CAPÍTULO III

LA ESTRATEGIA DEL BANDIDO

UNA vez seguro de que Sam Hollins no sería víctima de la violencia de la multitud, el sheriff Pete Rice se dirigió hacia la puerta trasera del Banco por la que desapareció en menos que se tarda en referirlo.

Pete no quería que nadie lo viese salir, pues se exponía a que los vecinos le obligasen a ir acompañado. Esto tenía tres inconvenientes. Su falta de experiencia en aquellas lides probablemente haría que se escaparan los bandoleros. Segundo, si éstos eran capturados, lo inmediato sería un linchamiento; y tercera, de entrar en batalla con los fugitivos, era siempre posible que cayeran en el encuentro varios honrados ciudadanos.

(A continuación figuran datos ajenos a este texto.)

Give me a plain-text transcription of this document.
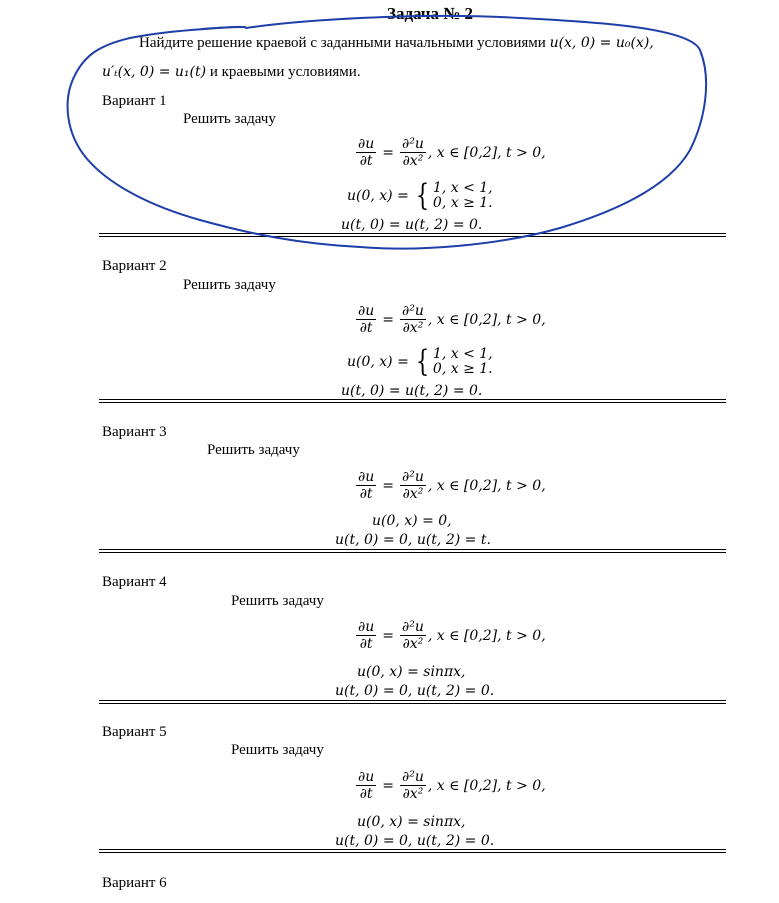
Задача № 2
Найдите решение краевой с заданными начальными условиями u(x, 0) = u₀(x),
u′ₜ(x, 0) = u₁(t) и краевыми условиями.
Вариант 1
Решить задачу
$\frac{\partial u}{\partial t} = \frac{\text{∂²u}}{\text{∂x²}}$ , x ∈ [0,2], t > 0,
u(0, x) = { 1, x < 1,
0, x ≥ 1.
u(t, 0) = u(t, 2) = 0.
Вариант 2
Решить задачу
$\frac{\partial u}{\partial t} = \frac{\text{∂²u}}{\text{∂x²}}$ , x ∈ [0,2], t > 0,
u(0, x) = { 1, x < 1,
0, x ≥ 1.
u(t, 0) = u(t, 2) = 0.
Вариант 3
Решить задачу
$\frac{\partial u}{\partial t} = \frac{\text{∂²u}}{\text{∂x²}}$ , x ∈ [0,2], t > 0,
u(0, x) = 0,
u(t, 0) = 0, u(t, 2) = t.
Вариант 4
Решить задачу
$\frac{\partial u}{\partial t} = \frac{\text{∂²u}}{\text{∂x²}}$ , x ∈ [0,2], t > 0,
u(0, x) = sinπx,
u(t, 0) = 0, u(t, 2) = 0.
Вариант 5
Решить задачу
$\frac{\partial u}{\partial t} = \frac{\text{∂²u}}{\text{∂x²}}$ , x ∈ [0,2], t > 0,
u(0, x) = sinπx,
u(t, 0) = 0, u(t, 2) = 0.
Вариант 6
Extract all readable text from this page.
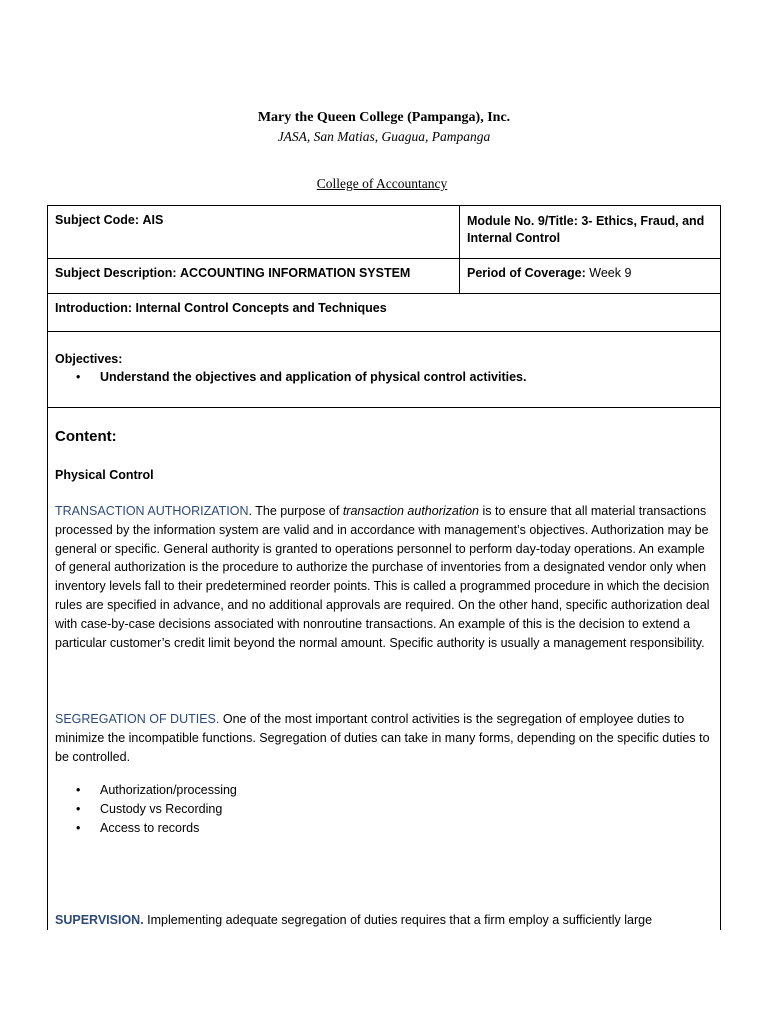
Mary the Queen College (Pampanga), Inc.
JASA, San Matias, Guagua, Pampanga
College of Accountancy
Subject Code: AIS	Module No. 9/Title: 3- Ethics, Fraud, and Internal Control
Subject Description: ACCOUNTING INFORMATION SYSTEM	Period of Coverage: Week 9
Introduction: Internal Control Concepts and Techniques
Objectives:
• Understand the objectives and application of physical control activities.
Content:
Physical Control
TRANSACTION AUTHORIZATION. The purpose of transaction authorization is to ensure that all material transactions processed by the information system are valid and in accordance with management’s objectives. Authorization may be general or specific. General authority is granted to operations personnel to perform day-today operations. An example of general authorization is the procedure to authorize the purchase of inventories from a designated vendor only when inventory levels fall to their predetermined reorder points. This is called a programmed procedure in which the decision rules are specified in advance, and no additional approvals are required. On the other hand, specific authorization deal with case-by-case decisions associated with nonroutine transactions. An example of this is the decision to extend a particular customer’s credit limit beyond the normal amount. Specific authority is usually a management responsibility.
SEGREGATION OF DUTIES. One of the most important control activities is the segregation of employee duties to minimize the incompatible functions. Segregation of duties can take in many forms, depending on the specific duties to be controlled.
• Authorization/processing
• Custody vs Recording
• Access to records
SUPERVISION. Implementing adequate segregation of duties requires that a firm employ a sufficiently large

El sheriff se dirigió apresuradamente hacia el sitio en que tenía arrendado su caballo, Sonny, detrás de aquella pared de adobe. Levantó las riendas y montó sobre la silla.

—¡Adelante, Sonny! —le dijo al caballo—. ¡El deber nos llama a los dos!

El caballo partió al galope, sin esperar a que el jinete picara espuelas. Pete Rice consideraba a su caballo como un comisario más, y de hecho, el caballo ostentaba una estrella blanca en la frente, que naturalmente le daba la autoridad de un sheriff. Sonny había pasado con Pete Rice por innumerables peligros, en más de una ocasión había salvado la vida de su dueño.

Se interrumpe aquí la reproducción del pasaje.